L’origine des droits humains tels qu’on les entend aujourd’hui remonte au XVIIe siècle, avec tout d’abord l’habeas corpus et le Bill of Rights, puis la Déclaration des droits de l’homme et du citoyen de 1789. Ces textes ont pour vocation de protéger les individus face à la puissance de l’Etat et de définir les conditions indispensables à l’exercice de la démocratie, comme le droit à la vie, l’interdiction de la torture, de l’esclavage et du travail forcé, le droit à la liberté et à un procès équitable, le principe de «pas de peine sans loi», l’interdiction de l’arbitraire et la non-rétroactivité du droit pénal.
Mais c’est surtout depuis 1945 que les droits humains se sont développés et universalisés. A cette époque, l’humanité sortait meurtrie et horrifiée d’une conflagration mondiale laissant derrière elle plus de 50 millions de morts, principalement des victimes civiles. Extermination industrielle de populations entières, exécutions sommaires, charniers, punitions collectives, disparitions forcées, tortures, le tout sur fond de discriminations religieuses, ethniques, politiques, de handicap ou d’orientation de genre. Indignée face à tant de mépris vis-à-vis de la dignité humaine, la communauté internationale a juré que «plus jamais ça!».
Libertés fondamentales
La réponse pour prémunir nos sociétés de telles atrocités a été de développer et préciser les droits humains tant dans le droit international que dans le droit interne de chaque pays. L’Europe a été particulièrement dynamique dans cette construction en raison de son implication dans le déferlement de cette barbarie sur le globe. Est ainsi née la Convention européenne des droits de l’homme (CEDH) et ses nombreuses annexes, qui protègent le «bien-vivre ensemble» dans le respect de la dignité d’autrui et de ses différences. Ensemble, elles définissent aussi les conditions garantissant un réel exercice de la démocratie et fixent les règles minimales au fonctionnement d’un Etat de droit, notamment la séparation des pouvoirs.
Il n’est peut-être pas inutile de rappeler quelles sont les libertés fondamentales qu’elles protègent: le droit à la vie et à la dignité. L’interdiction de la peine de mort, de la torture et des traitements cruels et inhumains. Interdiction de l’esclavage, du travail forcé, des détentions arbitraires et des disparitions forcées. Droit à la liberté et à l’asile. Principes d’égalité et interdiction des discriminations. Garantie de la présomption d’innocence et droit à un procès équitable. Liberté de pensée et de religion. Liberté d’opinion et d’expression. Liberté de réunion et d’association. Liberté de la presse. Droit au mariage et au respect de la vie privée. Garantie de la propriété.
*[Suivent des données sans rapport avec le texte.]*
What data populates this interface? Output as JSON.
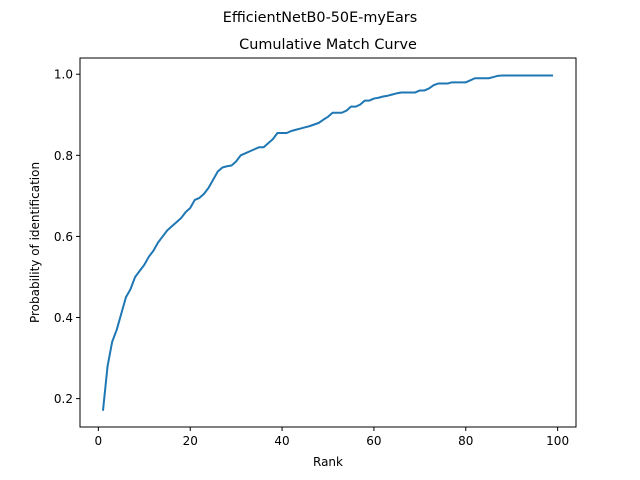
{
  "figure": {
    "suptitle": "EfficientNetB0-50E-myEars"
  },
  "chart_data": {
    "type": "line",
    "title": "Cumulative Match Curve",
    "xlabel": "Rank",
    "ylabel": "Probability of identification",
    "xlim": [
      -4,
      104
    ],
    "ylim": [
      0.13,
      1.04
    ],
    "xticks": [
      0,
      20,
      40,
      60,
      80,
      100
    ],
    "yticks": [
      0.2,
      0.4,
      0.6,
      0.8,
      1.0
    ],
    "xtick_labels": [
      "0",
      "20",
      "40",
      "60",
      "80",
      "100"
    ],
    "ytick_labels": [
      "0.2",
      "0.4",
      "0.6",
      "0.8",
      "1.0"
    ],
    "grid": false,
    "line_color": "#1f77b4",
    "series": [
      {
        "x": [
          1,
          2,
          3,
          4,
          5,
          6,
          7,
          8,
          9,
          10,
          11,
          12,
          13,
          14,
          15,
          16,
          17,
          18,
          19,
          20,
          21,
          22,
          23,
          24,
          25,
          26,
          27,
          28,
          29,
          30,
          31,
          32,
          33,
          34,
          35,
          36,
          37,
          38,
          39,
          40,
          41,
          42,
          43,
          44,
          45,
          46,
          47,
          48,
          49,
          50,
          51,
          52,
          53,
          54,
          55,
          56,
          57,
          58,
          59,
          60,
          61,
          62,
          63,
          64,
          65,
          66,
          67,
          68,
          69,
          70,
          71,
          72,
          73,
          74,
          75,
          76,
          77,
          78,
          79,
          80,
          81,
          82,
          83,
          84,
          85,
          86,
          87,
          88,
          89,
          90,
          91,
          92,
          93,
          94,
          95,
          96,
          97,
          98,
          99
        ],
        "values": [
          0.17,
          0.28,
          0.34,
          0.37,
          0.41,
          0.45,
          0.47,
          0.5,
          0.515,
          0.53,
          0.55,
          0.565,
          0.585,
          0.6,
          0.615,
          0.625,
          0.635,
          0.645,
          0.66,
          0.67,
          0.69,
          0.695,
          0.705,
          0.72,
          0.74,
          0.76,
          0.77,
          0.773,
          0.775,
          0.785,
          0.8,
          0.805,
          0.81,
          0.815,
          0.82,
          0.82,
          0.83,
          0.84,
          0.855,
          0.855,
          0.855,
          0.86,
          0.863,
          0.866,
          0.869,
          0.872,
          0.876,
          0.88,
          0.888,
          0.895,
          0.905,
          0.905,
          0.905,
          0.91,
          0.92,
          0.92,
          0.925,
          0.935,
          0.935,
          0.94,
          0.942,
          0.945,
          0.947,
          0.95,
          0.953,
          0.955,
          0.955,
          0.955,
          0.955,
          0.96,
          0.96,
          0.965,
          0.973,
          0.977,
          0.977,
          0.977,
          0.98,
          0.98,
          0.98,
          0.98,
          0.985,
          0.99,
          0.99,
          0.99,
          0.99,
          0.993,
          0.996,
          0.997,
          0.997,
          0.997,
          0.997,
          0.997,
          0.997,
          0.997,
          0.997,
          0.997,
          0.997,
          0.997,
          0.997
        ]
      }
    ]
  }
}
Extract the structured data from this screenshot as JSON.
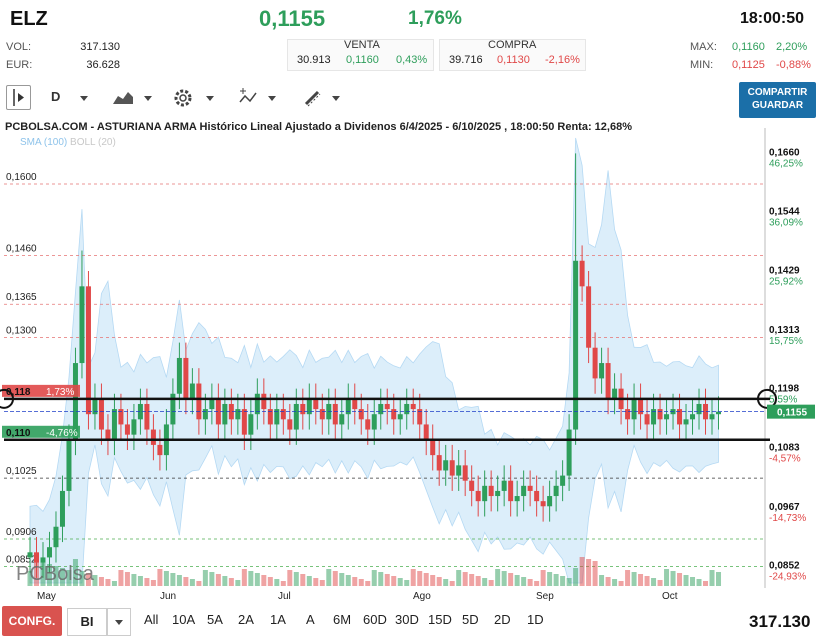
{
  "header": {
    "ticker": "ELZ",
    "price": "0,1155",
    "change_pct": "1,76%",
    "time": "18:00:50",
    "vol_label": "VOL:",
    "vol_value": "317.130",
    "eur_label": "EUR:",
    "eur_value": "36.628",
    "max_label": "MAX:",
    "max_price": "0,1160",
    "max_pct": "2,20%",
    "min_label": "MIN:",
    "min_price": "0,1125",
    "min_pct": "-0,88%"
  },
  "quotes": {
    "venta_label": "VENTA",
    "venta_qty": "30.913",
    "venta_price": "0,1160",
    "venta_pct": "0,43%",
    "compra_label": "COMPRA",
    "compra_qty": "39.716",
    "compra_price": "0,1130",
    "compra_pct": "-2,16%"
  },
  "toolbar": {
    "period": "D",
    "share_line1": "COMPARTIR",
    "share_line2": "GUARDAR"
  },
  "colors": {
    "up": "#2e9e5b",
    "down": "#e04848",
    "bollinger": "#d6ecfa",
    "button": "#1b6fa8",
    "config": "#d9534f"
  },
  "chart_data": {
    "type": "candlestick",
    "title": "PCBOLSA.COM - ASTURIANA ARMA Histórico Lineal Ajustado a Dividenos 6/4/2025 - 6/10/2025 , 18:00:50 Renta: 12,68%",
    "legend": [
      "SMA (100)",
      "BOLL (20)"
    ],
    "watermark": "PCBolsa",
    "x_labels": [
      "May",
      "Jun",
      "Jul",
      "Ago",
      "Sep",
      "Oct"
    ],
    "ylim": [
      0.082,
      0.169
    ],
    "right_ticks": [
      {
        "price": "0,1660",
        "pct": "46,25%",
        "v": 0.166
      },
      {
        "price": "0,1544",
        "pct": "36,09%",
        "v": 0.1544
      },
      {
        "price": "0,1429",
        "pct": "25,92%",
        "v": 0.1429
      },
      {
        "price": "0,1313",
        "pct": "15,75%",
        "v": 0.1313
      },
      {
        "price": "0,1198",
        "pct": "5,59%",
        "v": 0.1198
      },
      {
        "price": "0,1083",
        "pct": "-4,57%",
        "v": 0.1083
      },
      {
        "price": "0,0967",
        "pct": "-14,73%",
        "v": 0.0967
      },
      {
        "price": "0,0852",
        "pct": "-24,93%",
        "v": 0.0852
      }
    ],
    "left_levels": [
      {
        "label": "0,1600",
        "v": 0.16
      },
      {
        "label": "0,1460",
        "v": 0.146
      },
      {
        "label": "0,1365",
        "v": 0.1365
      },
      {
        "label": "0,1300",
        "v": 0.13
      },
      {
        "label": "0,1025",
        "v": 0.1025
      },
      {
        "label": "0,0906",
        "v": 0.0906
      },
      {
        "label": "0,0852",
        "v": 0.0852
      }
    ],
    "marked_levels": [
      {
        "label": "0,118",
        "pct": "1,73%",
        "v": 0.118,
        "color": "#e04848"
      },
      {
        "label": "0,110",
        "pct": "-4,76%",
        "v": 0.11,
        "color": "#2e9e5b"
      }
    ],
    "last_price": {
      "label": "0,1155",
      "v": 0.1155
    },
    "closes": [
      0.088,
      0.086,
      0.087,
      0.089,
      0.093,
      0.1,
      0.11,
      0.125,
      0.14,
      0.115,
      0.118,
      0.112,
      0.11,
      0.116,
      0.113,
      0.111,
      0.114,
      0.117,
      0.112,
      0.109,
      0.107,
      0.113,
      0.119,
      0.126,
      0.118,
      0.121,
      0.114,
      0.116,
      0.118,
      0.113,
      0.117,
      0.114,
      0.116,
      0.111,
      0.115,
      0.119,
      0.116,
      0.113,
      0.116,
      0.114,
      0.112,
      0.117,
      0.115,
      0.118,
      0.116,
      0.114,
      0.117,
      0.113,
      0.115,
      0.118,
      0.116,
      0.114,
      0.112,
      0.115,
      0.117,
      0.116,
      0.114,
      0.115,
      0.117,
      0.116,
      0.113,
      0.11,
      0.107,
      0.104,
      0.106,
      0.103,
      0.105,
      0.102,
      0.1,
      0.098,
      0.101,
      0.099,
      0.1,
      0.102,
      0.098,
      0.099,
      0.101,
      0.1,
      0.098,
      0.097,
      0.099,
      0.101,
      0.103,
      0.112,
      0.145,
      0.14,
      0.128,
      0.122,
      0.125,
      0.118,
      0.12,
      0.116,
      0.114,
      0.118,
      0.115,
      0.113,
      0.116,
      0.114,
      0.115,
      0.116,
      0.113,
      0.114,
      0.115,
      0.117,
      0.114,
      0.115,
      0.1155
    ]
  },
  "bottom": {
    "config_label": "CONFG.",
    "type_label": "BI",
    "ranges": [
      "All",
      "10A",
      "5A",
      "2A",
      "1A",
      "A",
      "6M",
      "60D",
      "30D",
      "15D",
      "5D",
      "2D",
      "1D"
    ],
    "volume_total": "317.130"
  }
}
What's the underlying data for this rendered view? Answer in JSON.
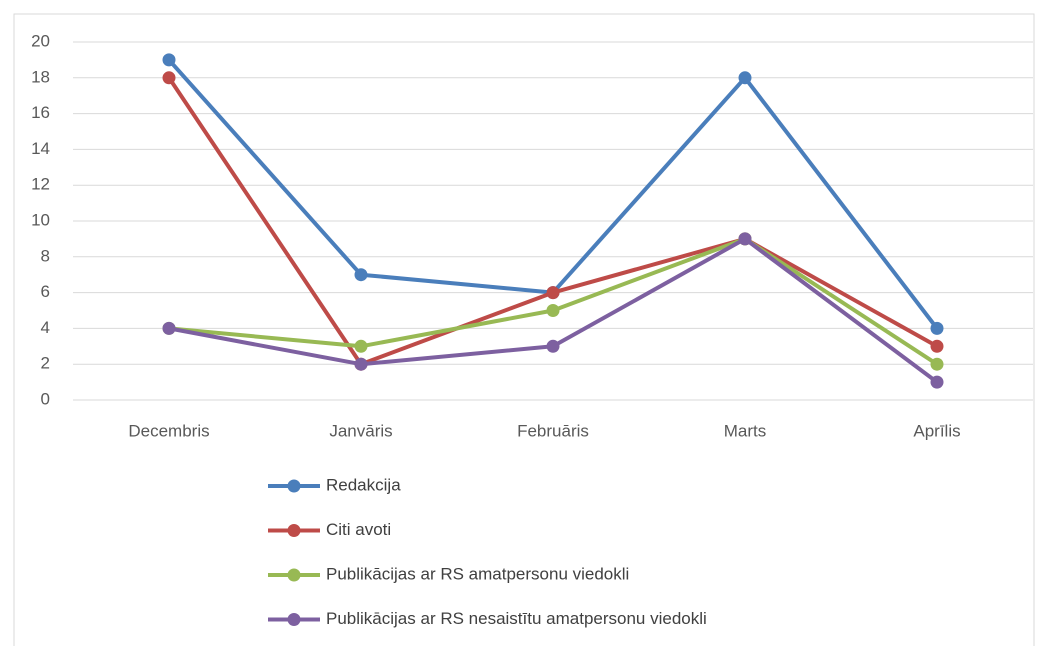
{
  "chart_data": {
    "type": "line",
    "categories": [
      "Decembris",
      "Janvāris",
      "Februāris",
      "Marts",
      "Aprīlis"
    ],
    "series": [
      {
        "name": "Redakcija",
        "color": "#4a7ebb",
        "values": [
          19,
          7,
          6,
          18,
          4
        ]
      },
      {
        "name": "Citi avoti",
        "color": "#be4b48",
        "values": [
          18,
          2,
          6,
          9,
          3
        ]
      },
      {
        "name": "Publikācijas ar RS amatpersonu viedokli",
        "color": "#98b954",
        "values": [
          4,
          3,
          5,
          9,
          2
        ]
      },
      {
        "name": "Publikācijas ar RS nesaistītu amatpersonu viedokli",
        "color": "#7d60a0",
        "values": [
          4,
          2,
          3,
          9,
          1
        ]
      }
    ],
    "ylim": [
      0,
      20
    ],
    "yticks": [
      0,
      2,
      4,
      6,
      8,
      10,
      12,
      14,
      16,
      18,
      20
    ],
    "grid": true,
    "legend": "bottom"
  }
}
Droit à une nationalité. Droit de participation politique. Droit à un enseignement de base gratuit et obligatoire. Liberté de la science et de l’art. Liberté de vivre sa culture et de pratiquer sa langue. Protection des minorités. Pour les principales.
On ne peut que s’inquiéter du projet politique qui sous-tend une initiative telle que celle sur les «juges étrangers»
Ces libertés que les droits de l’homme garantissent paraissent tellement évidentes et… fondamentales qu’on ne peut que s’inquiéter du projet politique qui sous-tend une initiative telle que celle sur les «juges étrangers», abusivement dite «de l’autodétermination». Car quoi qu’en disent ses promoteurs, l’objectif réel de cette initiative est bel et bien que la Suisse dénonce la CEDH. Il suffit de faire un rapide tour sur les commentaires de ses soutiens sur les réseaux sociaux pour s’en convaincre.
Pas de tribunal constitutionnel
Les initiants soutiennent qu’il n’est nul besoin de contrôle international pour que les droits humains soient respectés dans notre pays, que notre Constitution se suffit à elle-même. Mais comment la Constitution pourrait-elle être une garantie de protection alors que, d’une part, il existe un droit d’initiative populaire fédérale permettant justement de modifier notre Constitution sans restrictions et que, d’autre part, il n’existe aucun tribunal constitutionnel dans notre pays?
Cinquante ans après Auschwitz, l’Europe a de nouveau été le théâtre de génocides, d’épurations ethniques, de camps de concentration et d’atrocités lorsque l’ex-Yougoslavie s’est déchirée dans les années 1990. L’Europe n’est donc pas à l’abri de voir de telles horreurs se reproduire sur son sol et il faudrait être bien naïf pour penser que la Suisse fait exception.
Le contexte politique actuel, tant national qu’international, où l’intolérance et l’indifférence s’installent dans les cœurs et où des pratiques fascisantes, qu’elles soient ethniques, nationalistes ou religieuses, se renforcent chaque jour, doit nous rappeler qu’il ne faut pas baisser la garde. Il est essentiel de préserver nos libertés en rejetant résolument l’initiative sur l’autodétermination.